Cinemaniac’s Tribeca Film Fest Picks: Part II

Dennis Dermody

Crackpot visionary Guy Maddin (The Saddest Music in the World) is leaving his beloved hometown of Winnipeg and decides to look back on his past and the town’s quirky, snowy, sleepwalking ways. He even hires actors to recreate family scenarios. The fabulous Ann Savage (Detour) plays his fearsome mother in these loony recreations. Some of his recollections are priceless -- a fire that caused horses to stampede and freeze to death in the river so that people came to pose next to the horse heads grotesquely jutting out of the ice. It’s poetically poignant as is bizarrely funny. This “remembrances of frigid past” is divinely deranged.

David Mamet’s supremely satisfying new film stars Chiwetel Ejifor as Mike Terry who teaches jiu-jitsu self-defense in a modest studio in West L.A. His business is bleeding money but he refuses to return to the ring to fight professionally because of his philosophy about fighting which he imparts to his loyal students. When he rescues a movie star (Tim Allen) during a bar fight, the actor takes a shine to Terry and he believes his life is about to change for the better. But this is Hollywood and deception and cons and sleazy fight promoters (Ricky Jay) force Terry to return to the ring to regain his honor. What’s fascinating about Mamet’s film is that it works as a martial arts action movie as well as an old John Garfield boxing movie where a character’s character is the plot of the movie. Fortunately an actor as dynamic and brilliant and Ejifor gives the movie a moral center that the audience identifies and passionately roots for.

Tom Kalin’s (Swoon) taste for transgresive tales continues with this perverse true crime saga of Barbara Baekland (Julianne Moore), the wealthy, beautiful, troubled wife of Brooks Baekland (Stephen Dillane), the heir to the Bakelite plastics fortune. When Brooks left his wife for another woman, mother and son traveled around Europe and entered into an incestuous relationship which ended in murder.

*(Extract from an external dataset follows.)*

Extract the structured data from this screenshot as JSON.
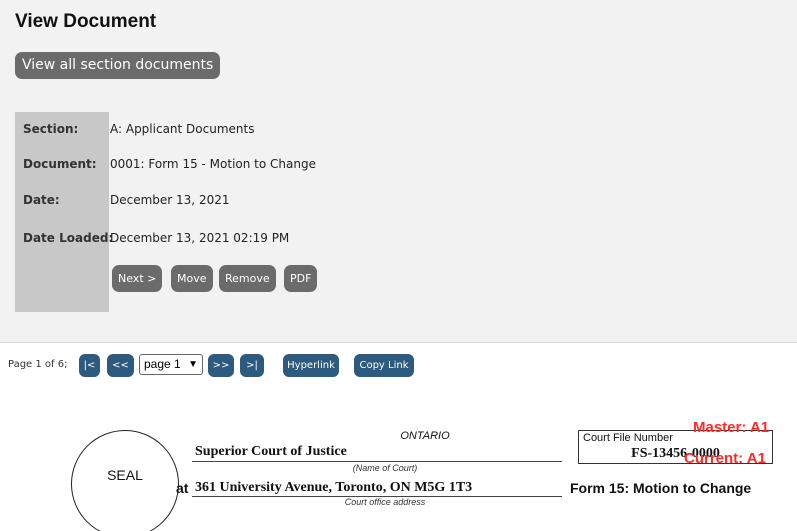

Julianne Moore gives a brave, fierce performance to the defiantly disturbed Barbara -- there are scenes where she flares up at a dinner party and at the airport that are frighteningly revealing and exquisitely acted. A sequence where she wakes up in bed with her gay walker (Hugh Dancy) and son and starts merrily laughing is funny and deranged at the same time. Stephen Dillane gives a cold aristocratic fervor to Brooks and Eddie Redmayne is quite wonderful as the poor doomed Tony. He has the right prissy, privileged, attitude with that slight hint of decadence that makes the movie so sublimely twisted it should be retitled: Mommie Fearest.

There’s perverse genius in the documentary films by Errol Morris. No matter how dark and disturbing the subject matter -- Robert S. Macnamara in The Fog Of War or a portrait of an executioner in Mr. Death: The Rise And Fall Of Fred A Leuchter, Jr. and here about those notorious photographs at Abu Ghraib prison -- there’s an artfulness and beauty about the way he shoots his films. Not to mention the glorious score by Danny Elfman which haunts the corners of the frame. Here Morris examines in utterly compelling fashion the actual timeline of these pictures, with candid interviews with the soldiers involved and other assorted military officers. But it also gets at the essence of photography itself, and what we see as opposed to what’s behind the frame. There are things that horrified and newly shocked me -- from the video that was shot during the prisoner’s humiliation, and the cover-up of a detainee’s death, whose body was put on ice before conveniently made to disappear. It’s a truly important film, not so much for what it says politically but for what it dredges up emotionally.

The title represents the bleak world view of sad sack Luke Shapiro (Josh Peck) in the stifling Rudy-Giuliani-reigning New York summer of 1994. Luke sells marijuana out of an Italian Ice cart, makes mix tapes of Biggie Smalls and A Tribe Called Quest, trades pot for sessions with wacko therapist Dr. Squires (Sir Ben Kingsley), while dreaming about losing his virginity to Squires’ mad/crazy stepdaughter Stephanie (Olivia Thirlby). This Sundance favorite by Jonathan Levine might have the right zeitgeist to make it an indie cult hit. With the rap soundtrack, the big, sweet, palooka charm of Josh Peck and the stoner sensibility -- it might just ring true to a great percentage of filmgoers. I just wasn’t buying it. There’s something phony and preciously contrived about it which kept turning me off.